Ex vivo Engineering of Autologous Hematopoietic Stem Cells for the Treatment of Hypophosphatasia

Return to Grants

Grant Award Details

Grant Number:
CLIN1-14299
Investigator(s):
Institution:
Type:
PI

Human Stem Cell Use:
Award Value:
$3,999,980
Status:
Active

Grant Application Details

Application Title:

Ex vivo Engineering of Autologous Hematopoietic Stem Cells for the Treatment of Hypophosphatasia

Public Abstract:
Therapeutic Candidate or Device

Hematopoietic stem/progenitor cells collected from patients with hypophosphatasia and genetically modified with a lentiviral vector to release TNALP

Indication

Hypophosphatasia (HPP)

Therapeutic Mechanism

We are proposing a cell-based enzyme replacement therapy for HPP: autologous gene-modified hematopoietic stem/progenitor cells (HSPCs) will be infused into the patient and will engraft into the bone marrow.
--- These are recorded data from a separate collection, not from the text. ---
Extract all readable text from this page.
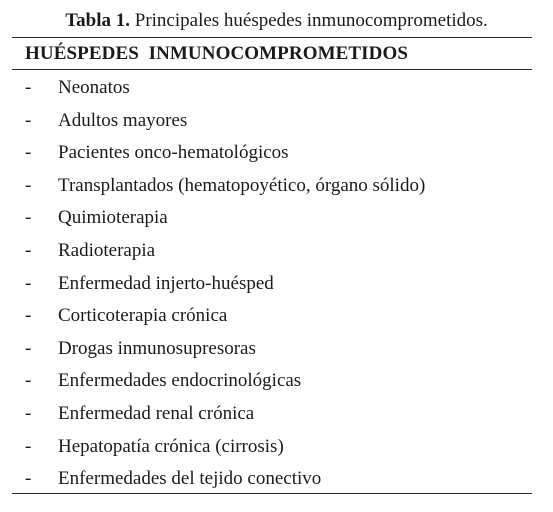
Tabla 1. Principales huéspedes inmunocomprometidos.
HUÉSPEDES  INMUNOCOMPROMETIDOS
- Neonatos
- Adultos mayores
- Pacientes onco-hematológicos
- Transplantados (hematopoyético, órgano sólido)
- Quimioterapia
- Radioterapia
- Enfermedad injerto-huésped
- Corticoterapia crónica
- Drogas inmunosupresoras
- Enfermedades endocrinológicas
- Enfermedad renal crónica
- Hepatopatía crónica (cirrosis)
- Enfermedades del tejido conectivo
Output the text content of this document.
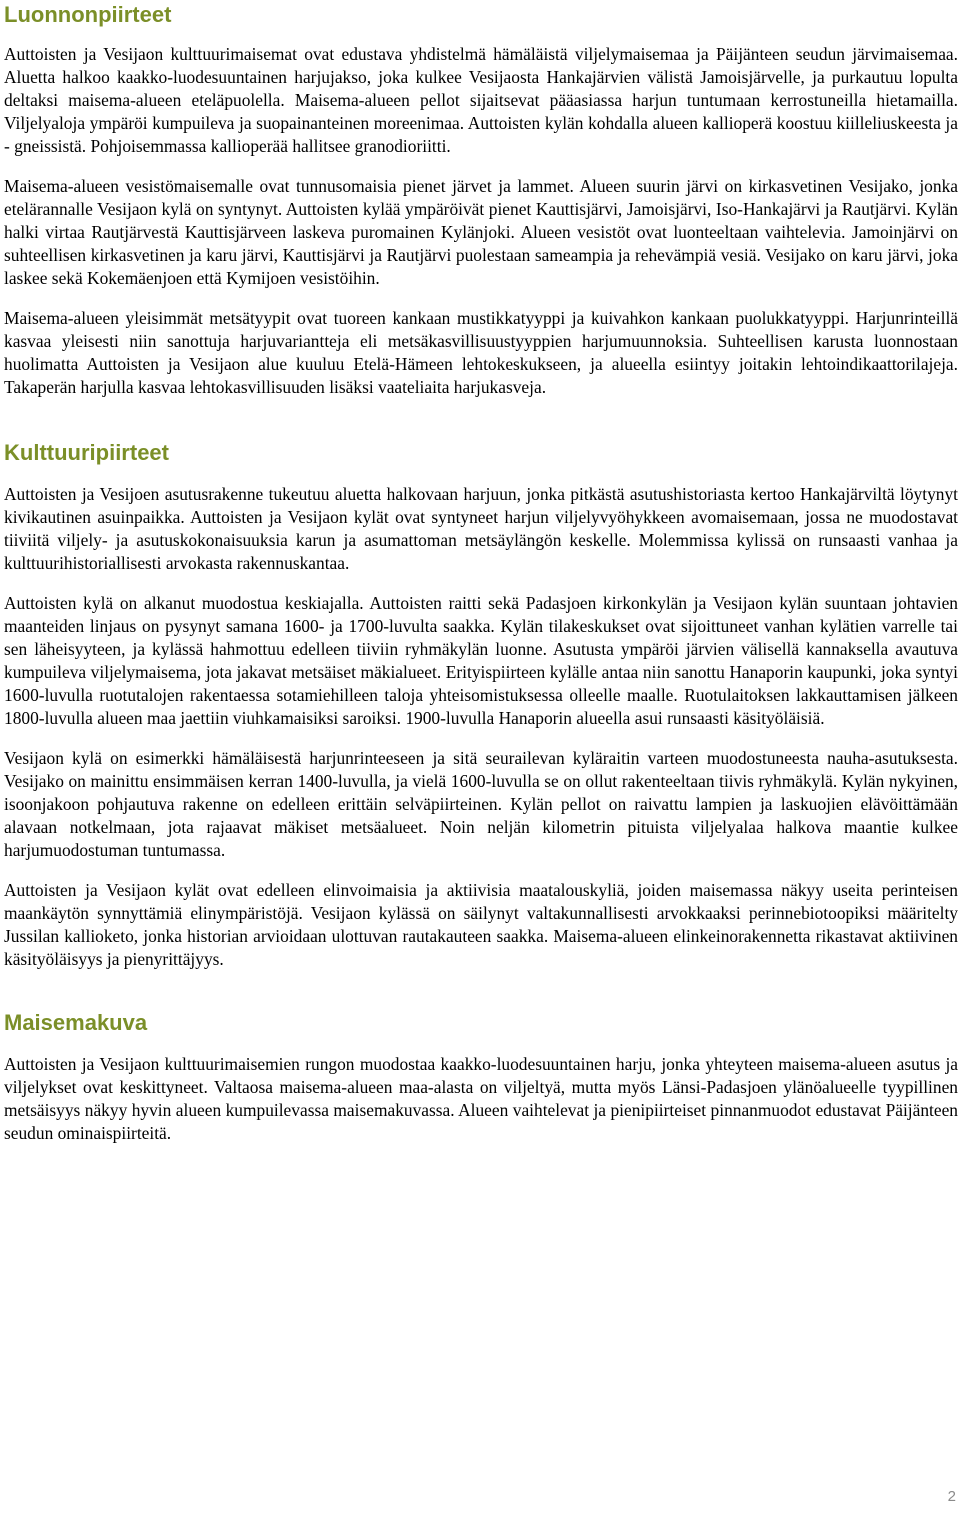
Luonnonpiirteet

Auttoisten ja Vesijaon kulttuurimaisemat ovat edustava yhdistelmä hämäläistä viljelymaisemaa ja Päijänteen seudun järvimaisemaa. Aluetta halkoo kaakko-luodesuuntainen harjujakso, joka kulkee Vesijaosta Hankajärvien välistä Jamoisjärvelle, ja purkautuu lopulta deltaksi maisema-alueen eteläpuolella. Maisema-alueen pellot sijaitsevat pääasiassa harjun tuntumaan kerrostuneilla hietamailla. Viljelyaloja ympäröi kumpuileva ja suopainanteinen moreenimaa. Auttoisten kylän kohdalla alueen kallioperä koostuu kiilleliuskeesta ja - gneissistä. Pohjoisemmassa kallioperää hallitsee granodioriitti.

Maisema-alueen vesistömaisemalle ovat tunnusomaisia pienet järvet ja lammet. Alueen suurin järvi on kirkasvetinen Vesijako, jonka etelärannalle Vesijaon kylä on syntynyt. Auttoisten kylää ympäröivät pienet Kauttisjärvi, Jamoisjärvi, Iso-Hankajärvi ja Rautjärvi. Kylän halki virtaa Rautjärvestä Kauttisjärveen laskeva puromainen Kylänjoki. Alueen vesistöt ovat luonteeltaan vaihtelevia. Jamoinjärvi on suhteellisen kirkasvetinen ja karu järvi, Kauttisjärvi ja Rautjärvi puolestaan sameampia ja rehevämpiä vesiä. Vesijako on karu järvi, joka laskee sekä Kokemäenjoen että Kymijoen vesistöihin.

Maisema-alueen yleisimmät metsätyypit ovat tuoreen kankaan mustikkatyyppi ja kuivahkon kankaan puolukkatyyppi. Harjunrinteillä kasvaa yleisesti niin sanottuja harjuvariantteja eli metsäkasvillisuustyyppien harjumuunnoksia. Suhteellisen karusta luonnostaan huolimatta Auttoisten ja Vesijaon alue kuuluu Etelä-Hämeen lehtokeskukseen, ja alueella esiintyy joitakin lehtoindikaattorilajeja. Takaperän harjulla kasvaa lehtokasvillisuuden lisäksi vaateliaita harjukasveja.

Kulttuuripiirteet

Auttoisten ja Vesijoen asutusrakenne tukeutuu aluetta halkovaan harjuun, jonka pitkästä asutushistoriasta kertoo Hankajärviltä löytynyt kivikautinen asuinpaikka. Auttoisten ja Vesijaon kylät ovat syntyneet harjun viljelyvyöhykkeen avomaisemaan, jossa ne muodostavat tiiviitä viljely- ja asutuskokonaisuuksia karun ja asumattoman metsäylängön keskelle. Molemmissa kylissä on runsaasti vanhaa ja kulttuurihistoriallisesti arvokasta rakennuskantaa.

Auttoisten kylä on alkanut muodostua keskiajalla. Auttoisten raitti sekä Padasjoen kirkonkylän ja Vesijaon kylän suuntaan johtavien maanteiden linjaus on pysynyt samana 1600- ja 1700-luvulta saakka. Kylän tilakeskukset ovat sijoittuneet vanhan kylätien varrelle tai sen läheisyyteen, ja kylässä hahmottuu edelleen tiiviin ryhmäkylän luonne. Asutusta ympäröi järvien välisellä kannaksella avautuva kumpuileva viljelymaisema, jota jakavat metsäiset mäkialueet. Erityispiirteen kylälle antaa niin sanottu Hanaporin kaupunki, joka syntyi 1600-luvulla ruotutalojen rakentaessa sotamiehilleen taloja yhteisomistuksessa olleelle maalle. Ruotulaitoksen lakkauttamisen jälkeen 1800-luvulla alueen maa jaettiin viuhkamaisiksi saroiksi. 1900-luvulla Hanaporin alueella asui runsaasti käsityöläisiä.

Vesijaon kylä on esimerkki hämäläisestä harjunrinteeseen ja sitä seurailevan kyläraitin varteen muodostuneesta nauha-asutuksesta. Vesijako on mainittu ensimmäisen kerran 1400-luvulla, ja vielä 1600-luvulla se on ollut rakenteeltaan tiivis ryhmäkylä. Kylän nykyinen, isoonjakoon pohjautuva rakenne on edelleen erittäin selväpiirteinen. Kylän pellot on raivattu lampien ja laskuojien elävöittämään alavaan notkelmaan, jota rajaavat mäkiset metsäalueet. Noin neljän kilometrin pituista viljelyalaa halkova maantie kulkee harjumuodostuman tuntumassa.

Auttoisten ja Vesijaon kylät ovat edelleen elinvoimaisia ja aktiivisia maatalouskyliä, joiden maisemassa näkyy useita perinteisen maankäytön synnyttämiä elinympäristöjä. Vesijaon kylässä on säilynyt valtakunnallisesti arvokkaaksi perinnebiotoopiksi määritelty Jussilan kallioketo, jonka historian arvioidaan ulottuvan rautakauteen saakka. Maisema-alueen elinkeinorakennetta rikastavat aktiivinen käsityöläisyys ja pienyrittäjyys.

Maisemakuva

Auttoisten ja Vesijaon kulttuurimaisemien rungon muodostaa kaakko-luodesuuntainen harju, jonka yhteyteen maisema-alueen asutus ja viljelykset ovat keskittyneet. Valtaosa maisema-alueen maa-alasta on viljeltyä, mutta myös Länsi-Padasjoen ylänöalueelle tyypillinen metsäisyys näkyy hyvin alueen kumpuilevassa maisemakuvassa. Alueen vaihtelevat ja pienipiirteiset pinnanmuodot edustavat Päijänteen seudun ominaispiirteitä.

2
Transplanted cells will then continuously release tissue-nonspecific alkaline phosphatase (TNALP), which is the enzyme deficient in patients with HPP.

Unmet Medical Need

The only approved enzyme replacement therapy (ERT) for HPP requires multiple and expensive weekly injections for life and is associated with compliance issues due to common site injection reactions. We are proposing a more affordable, one-time and stable cell-based ERT treatment for HPP.

Project Objective

IND submitted

Major Proposed Activities

  • Optimize the clinical manufacturing of the therapeutic product
  • Complete toxicity and efficacy studies in cell culture and in mice
  • Complete the regulatory requirements to initiate a Phase 1/2 clinical trial
Statement of Benefit to California:
Hypophosphatasia (HPP) is a rare and sometimes fatal metabolic disease due to deficiency in the enzyme TNALP, a key regulator of mineralization. Although a synthetic enzyme replacement therapy called STRENSIQ exists, only a subset of insured patients with early disease onset are eligible. STRENSIQ is one of the most expensive drugs in the world and requires frequent and often painful injections for a lifetime, affecting compliance. We are proposing a one-time ex vivo gene therapy for HPP.